First things first, what is Latin America? Where is Latin America? I was very pleased that the lecture began with the definition of where in the world we would be basing our lecture. There is often confusion as to what is Central America, South America and Latin America, so I will not try and solve this argument here. Latin American is considered to be the American’s term for South America, so basically anything below Canada, USA and Mexico.. I think.

The history of this part of the world provides a great account for authoritarian rule for the best part of 200 years in such countries as Mexico, Venezuela, Columbia, Chile and Argentina.  Another interesting historical aspect is of ‘landed elites’ who immigrated from Italy, Spain and Portugal to South America after the abolition of slavery. The Pacific acted as a bridge from Europe to South America and maybe the beginning of our ever shrinking world.

I have a very limited knowledge of South America, especially in terms of political engagement however the cultural aspects have always been of great interest to me, so looking at the political history and present democracy sheds a sad light onto the rulings of populist democracies that are ever present, with Venezuela as the prime example. Democracy by populist voting – and who said money can’t buy you everything!

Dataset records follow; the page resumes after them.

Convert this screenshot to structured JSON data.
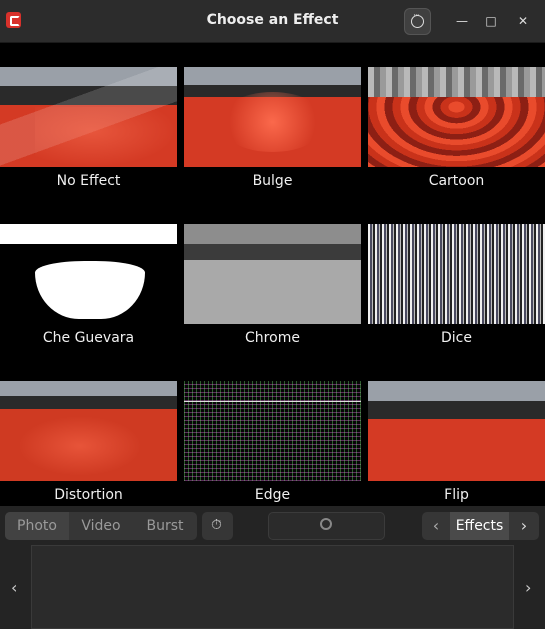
{
  "window": {
    "title": "Choose an Effect",
    "minimize": "—",
    "maximize": "□",
    "close": "✕"
  },
  "effects": [
    {
      "name": "No Effect",
      "style": "cam"
    },
    {
      "name": "Bulge",
      "style": "bulge"
    },
    {
      "name": "Cartoon",
      "style": "cartoon"
    },
    {
      "name": "Che Guevara",
      "style": "che"
    },
    {
      "name": "Chrome",
      "style": "chrome"
    },
    {
      "name": "Dice",
      "style": "dice"
    },
    {
      "name": "Distortion",
      "style": "distortion"
    },
    {
      "name": "Edge",
      "style": "edge"
    },
    {
      "name": "Flip",
      "style": "flip"
    }
  ],
  "bottombar": {
    "modes": [
      "Photo",
      "Video",
      "Burst"
    ],
    "active_mode": "Photo",
    "effects_label": "Effects",
    "nav_prev": "‹",
    "nav_next": "›",
    "gallery_prev": "‹",
    "gallery_next": "›"
  },
  "colors": {
    "accent": "#d43a24",
    "titlebar": "#2c2c2c",
    "bottombar": "#242424"
  }
}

The 2010 Democracy Index ranks 36.5% of countries as authoritarian regimes and only 12.3% as full democracies. I have been studying Development Politics for 8 weeks and already I am a cynic as the sad reality is that these statics do no shock me, however does trigger my continuous need to ensure that people in these regimes are given a voice without fear of prosecution. What was a surprise was the number of authoritarian regimes had increase from 51 in 2008 to 55 in 2010 and a decline in full democracies from only 30 in 2008 to 26 in 2010. The efforts of democracy promotion have failed and a part of this is due to a decline in freedom media, due to this, countries such as France and Italy are now considered flawed democracies and rightly so, in my opinion.

Thomas Carothers looks at the influence of “sequential democracy” which looks two components that act as prerequisites for democracy – rule of law and state building. The Sequencing Fallacy states that without these two components being well established democracy will not work, and if it does it will largely ineffective. Carothers begins by making an interesting assessment that “democratising states are in fact more conflict-prone than stable autocracies”. This point would suggest that a well established rule of law and state building needs to be in place before the process of voting in a government through a free and fair election. As ideal as he sequential argument is, it is not totally realistic. An autocratic regime is likely to be uninterested in establishing the two conditions as they would, by definition, be self serving and uninterested. Unless, as pointed out by Carothers, they are interested in the potential for economic development, but again it would rely on such an assumption. He later gives an example of East Asian economic growth, which points out that this can be achieved without major progress towards rule of law. My favourite quote from the article nicely puts in place a realist view of the process of democratisation “Pursuing a sequential path promises to rationalise and defang democratic changes by putting the potentially volatile, unpredictable actions of newly empowered masses and emergent elected leaders into a sturdy cage built of laws and institutions.” The second component looks at state building but unlike rule of law the process toward state building is not as rapid, so to ensure functioning capacity, especially after a collapsed or failed state. The emphasis of Sequential Fallacy is so that the two components are complementary and mutually reinforced.

In terms of current affairs this paper provides an interesting insight into the importance of people pushing for a democratically elected party with a “now it’s our turn” mind frame – such as in Tunisia and Egypt, hopefully the rest that have followed will achieve similar outcomes. The paradox in this argument points out in one hand the West’s is unable to control the unpredictability of the democratic process and on the other hand have the power to convince  the people not to part take in the desire to part take in politics. I feel that the West should not be wholly blamed or totally responsible for the conditions of autocratic regimes, by doing this the Gaddafi’s and Mubarak’s of the world get away with their crimes while the West gets all the blame and the responsibility.